Kicking off proceedings onstage and introducing on Mrs Clackett’s famous plate of sardines is the very experienced Nikki Packham – in her second stint as Dotty Otley (the first being 2008). It’s these very sardines, of course, which named our magazine and Packham does extremely well in the role in terms of comic timing as well as fish-management. Kevin Hayes, another well-established performer on the amateur circuit, does well to bring a nice sense of authority and worldly wisdom (not to mention a fair share of womanising) to the role of Nothing On’s director, Lloyd Dallas. Hayes' natural energy an increasingly volatile stress levels in act two are spot on.

I particularly enjoyed Peter Calver’s high-energy performance as Garry Lejeune. The self-appointed spokesman for the troupe of actors is a joy to watch, especially later on with his hapless attempts to reach the final curtain despite all around him literally descending into farce. Robin Clark provided a nicely original touch developing Freddy's relationship with his cardboard-box comforter, and also worthy of special mention is Reg Anderson’s lovely old-timer portrayal of Selsdon Mowbray – the actor who has seen it all, done it all and is probably well past his sell-by date.

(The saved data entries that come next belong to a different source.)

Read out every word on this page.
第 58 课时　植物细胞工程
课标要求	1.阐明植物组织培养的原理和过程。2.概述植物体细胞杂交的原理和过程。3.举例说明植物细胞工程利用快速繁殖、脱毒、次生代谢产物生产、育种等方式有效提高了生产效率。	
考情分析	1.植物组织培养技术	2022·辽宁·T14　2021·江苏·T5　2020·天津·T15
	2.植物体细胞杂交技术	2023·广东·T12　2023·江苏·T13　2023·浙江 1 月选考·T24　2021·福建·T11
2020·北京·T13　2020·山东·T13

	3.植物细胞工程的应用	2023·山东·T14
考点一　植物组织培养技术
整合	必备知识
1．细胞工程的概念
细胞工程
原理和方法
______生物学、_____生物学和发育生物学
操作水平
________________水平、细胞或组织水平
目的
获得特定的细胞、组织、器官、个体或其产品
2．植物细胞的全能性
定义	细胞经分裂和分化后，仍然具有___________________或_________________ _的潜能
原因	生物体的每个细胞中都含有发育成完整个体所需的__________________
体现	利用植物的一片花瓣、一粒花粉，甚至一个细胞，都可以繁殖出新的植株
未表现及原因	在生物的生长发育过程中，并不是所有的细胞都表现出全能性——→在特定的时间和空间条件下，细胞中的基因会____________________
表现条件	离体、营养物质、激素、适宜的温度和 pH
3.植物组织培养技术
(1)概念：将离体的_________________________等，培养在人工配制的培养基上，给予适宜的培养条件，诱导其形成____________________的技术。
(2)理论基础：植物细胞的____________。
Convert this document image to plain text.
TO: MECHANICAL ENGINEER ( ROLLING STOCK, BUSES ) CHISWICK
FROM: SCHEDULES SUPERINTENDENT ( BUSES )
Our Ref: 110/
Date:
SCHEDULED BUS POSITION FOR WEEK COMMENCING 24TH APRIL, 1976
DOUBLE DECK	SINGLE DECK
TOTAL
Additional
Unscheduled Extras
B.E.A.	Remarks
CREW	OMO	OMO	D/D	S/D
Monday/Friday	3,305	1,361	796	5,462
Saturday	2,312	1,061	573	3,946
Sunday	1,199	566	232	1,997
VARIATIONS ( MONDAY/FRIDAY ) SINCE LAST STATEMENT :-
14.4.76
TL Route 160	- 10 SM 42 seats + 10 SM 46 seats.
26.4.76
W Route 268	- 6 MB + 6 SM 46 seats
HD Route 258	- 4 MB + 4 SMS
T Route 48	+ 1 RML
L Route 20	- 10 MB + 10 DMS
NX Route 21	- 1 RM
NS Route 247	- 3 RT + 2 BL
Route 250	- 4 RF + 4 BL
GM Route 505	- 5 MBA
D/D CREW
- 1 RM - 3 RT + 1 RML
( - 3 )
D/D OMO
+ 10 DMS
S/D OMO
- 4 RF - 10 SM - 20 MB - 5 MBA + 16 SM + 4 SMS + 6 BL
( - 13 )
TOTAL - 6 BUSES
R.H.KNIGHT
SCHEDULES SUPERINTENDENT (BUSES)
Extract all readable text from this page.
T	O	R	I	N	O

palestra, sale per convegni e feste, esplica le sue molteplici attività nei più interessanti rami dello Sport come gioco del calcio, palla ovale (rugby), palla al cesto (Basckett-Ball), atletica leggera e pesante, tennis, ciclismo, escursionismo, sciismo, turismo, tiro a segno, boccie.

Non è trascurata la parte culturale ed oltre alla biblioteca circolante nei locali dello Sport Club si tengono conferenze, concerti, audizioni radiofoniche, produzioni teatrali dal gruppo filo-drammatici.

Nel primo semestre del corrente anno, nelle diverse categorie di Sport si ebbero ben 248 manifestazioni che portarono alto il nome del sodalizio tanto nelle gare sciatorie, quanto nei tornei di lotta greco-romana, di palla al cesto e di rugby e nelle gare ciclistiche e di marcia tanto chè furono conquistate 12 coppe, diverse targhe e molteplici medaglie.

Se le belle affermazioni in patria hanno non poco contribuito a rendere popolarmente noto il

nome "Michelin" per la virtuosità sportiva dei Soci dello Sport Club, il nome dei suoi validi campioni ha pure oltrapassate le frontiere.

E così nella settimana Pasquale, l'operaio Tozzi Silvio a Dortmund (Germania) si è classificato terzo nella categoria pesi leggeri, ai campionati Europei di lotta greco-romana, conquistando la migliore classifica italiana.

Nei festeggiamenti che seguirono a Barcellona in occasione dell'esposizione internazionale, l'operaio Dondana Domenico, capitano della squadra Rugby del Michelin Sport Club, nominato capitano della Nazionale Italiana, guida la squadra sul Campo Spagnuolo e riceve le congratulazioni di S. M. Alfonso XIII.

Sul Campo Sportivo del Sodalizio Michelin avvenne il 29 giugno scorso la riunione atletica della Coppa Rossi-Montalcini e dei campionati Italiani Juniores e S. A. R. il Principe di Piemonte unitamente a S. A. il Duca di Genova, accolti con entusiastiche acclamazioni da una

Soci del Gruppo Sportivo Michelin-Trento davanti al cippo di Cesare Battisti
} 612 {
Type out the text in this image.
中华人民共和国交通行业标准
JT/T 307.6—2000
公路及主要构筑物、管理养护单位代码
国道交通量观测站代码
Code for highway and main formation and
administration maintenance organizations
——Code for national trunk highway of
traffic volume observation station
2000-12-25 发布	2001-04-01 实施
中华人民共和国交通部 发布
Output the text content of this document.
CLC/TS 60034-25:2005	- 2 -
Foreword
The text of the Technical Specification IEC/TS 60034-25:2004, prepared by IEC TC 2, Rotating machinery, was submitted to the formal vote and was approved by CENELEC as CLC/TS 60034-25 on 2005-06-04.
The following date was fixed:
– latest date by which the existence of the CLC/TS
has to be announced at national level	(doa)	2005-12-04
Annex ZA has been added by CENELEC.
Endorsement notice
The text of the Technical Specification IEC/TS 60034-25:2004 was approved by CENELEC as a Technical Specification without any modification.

Barring one gripe, full marks were indeed there for the taking. The great skill in nailing this comedy – and any farce for that matter – is to play it for real; completely naturalistically, and let the writing do its job. I did feel that throughout first act and into the start of the second, a heavy focus was put on conveying the plot at the expense of the naturalism and pace – to a point where most lines were being announced rather than naturally played out. Yes, the all-important mechanics must be overcome, but it’s the nine hilariously-written characters that ultimately make Noises Off so funny. The writing is brilliant, so there’s no need to slow the rhythm down in order to bang the audience on the head with it – they’ll get it.

Despite my single reservation (which in no way should detract from a great night’s entertainment), the audience on the night – especially the Noises Off virgins – were positively rolling in their seats with laughter. So job done, I’d say!